Lesbian costume dramas really seem to be all the rage these days in independent filmmaking. From Todd Haynes’ awards friendly “Carol” (2015), to Celine Sciamma’s critical darling “Portrait of a Lady on Fire” (2019), to Jessica Swarle’s “Summerland” and Frances Lee’s “Ammonite” just last year. This month, Mona Fastvold’s “The World to Come” now joins the club by going to VOD and streaming after a limited theatrical release during Valentine’s Day. Fastvold’s film quickly gained online hype from the film sides of social media after debuting at the Venice Film Festival last September. Now general movie fans can see for themselves if it earned the hype.
In a dreary, freezing winter season on the east coast frontier in mid-19th century America, two married couples live near each other with similar, yet different situations. Abigail (Katherine Waterston) and Dyer (Casey Affleck) live isolated while running their farm after the tragic death of their 5-year-old daughter from Typhoid. Tallie (Vanessa Kirby) and Finney (Christopher Abbott) move into the area temporarily for Finney’s career. By summertime, Abigail and Tallie have not only formed a quick friendship from the neglect and business of their husbands, but also a more intimate bond.
The Rotten Tomatoes rating score for “The World to Come” going from 88% to 72% in the past month sounds about right to me. Part of me almost wishes I hadn’t known beforehand the screenplay was written by two men—Ron Hansen and Jim Shepard, and adapted from Shepard’s own 2017 short story—because I ended up nitpicking a bit more with their take on this kind of story than I would otherwise. Despite the time period, as well as Abigail being book smart and having a journal; I also found some of the narration and dialogue exchanges slightly overwrought and pretentious, particularly during the romantic scenes.
What does work with “The World to Come” is Fastvold’s direction, which reminds me a little of David Lowery’s “Ain’t Them Bodies Saints” (2013), and also co-stars Affleck.
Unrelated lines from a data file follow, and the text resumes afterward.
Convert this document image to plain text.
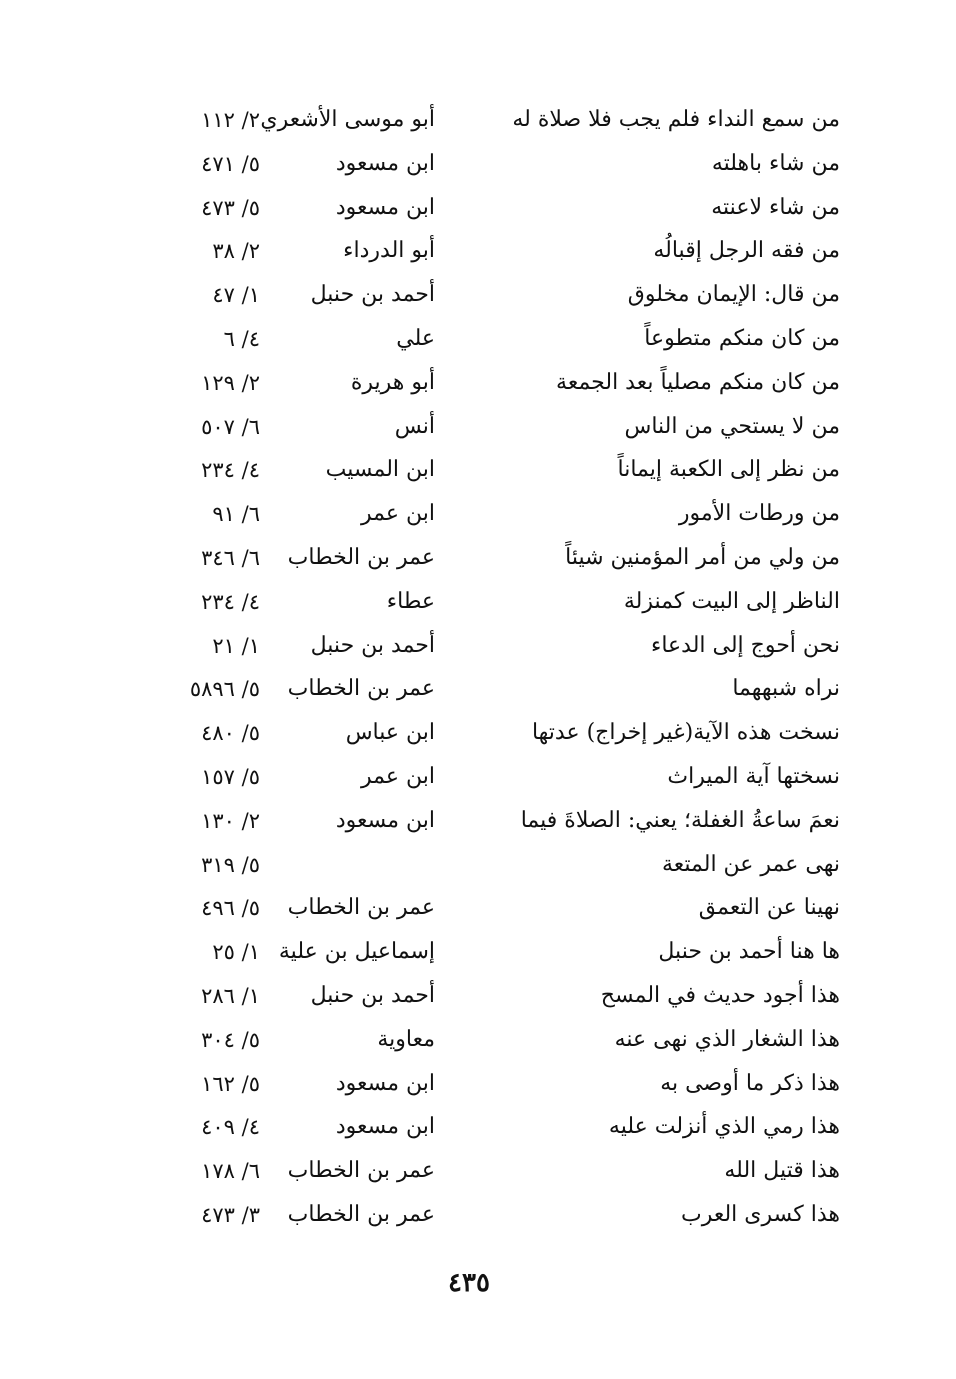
من سمع النداء فلم يجب فلا صلاة له
أبو موسى الأشعري
٢/ ١١٢
من شاء باهلته
ابن مسعود
٥/ ٤٧١
من شاء لاعنته
ابن مسعود
٥/ ٤٧٣
من فقه الرجل إقبالُه
أبو الدرداء
٢/ ٣٨
من قال: الإيمان مخلوق
أحمد بن حنبل
١/ ٤٧
من كان منكم متطوعاً
علي
٤/ ٦
من كان منكم مصلياً بعد الجمعة
أبو هريرة
٢/ ١٢٩
من لا يستحي من الناس
أنس
٦/ ٥٠٧
من نظر إلى الكعبة إيماناً
ابن المسيب
٤/ ٢٣٤
من ورطات الأمور
ابن عمر
٦/ ٩١
من ولي من أمر المؤمنين شيئاً
عمر بن الخطاب
٦/ ٣٤٦
الناظر إلى البيت كمنزلة
عطاء
٤/ ٢٣٤
نحن أحوج إلى الدعاء
أحمد بن حنبل
١/ ٢١
نراه شبههما
عمر بن الخطاب
٥/ ٥٨٩٦
نسخت هذه الآية(غير إخراج) عدتها
ابن عباس
٥/ ٤٨٠
نسختها آية الميراث
ابن عمر
٥/ ١٥٧
نعمَ ساعةُ الغفلة؛ يعني: الصلاةَ فيما
ابن مسعود
٢/ ١٣٠
نهى عمر عن المتعة
٥/ ٣١٩
نهينا عن التعمق
عمر بن الخطاب
٥/ ٤٩٦
ها هنا أحمد بن حنبل
إسماعيل بن علية
١/ ٢٥
هذا أجود حديث في المسح
أحمد بن حنبل
١/ ٢٨٦
هذا الشغار الذي نهى عنه
معاوية
٥/ ٣٠٤
هذا ذكر ما أوصى به
ابن مسعود
٥/ ١٦٢
هذا رمي الذي أنزلت عليه
ابن مسعود
٤/ ٤٠٩
هذا قتيل الله
عمر بن الخطاب
٦/ ١٧٨
هذا كسرى العرب
عمر بن الخطاب
٣/ ٤٧٣
٤٣٥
In some ways, I actually found Fastvold’s effort with “To Come” more effective than Lowery on “Bodies Saints.” Specifically with, what I assume looks like real celluloid instead of digital film, for Andre Chemetoff’s cinematography alongside Daniel Blumberg’s eerie music score. Both give the universe and atmosphere Fastvold has crafted an ominous and introspective feel. Waterston, Affleck and Abbott are all great actors, but Kirby really shines here with a sensual performance that comes off successfully retro yet modern.
“The World to Come” has its pros and cons, but it’s still a decent new release, especially compared to what we usually get for film in late winter/early spring.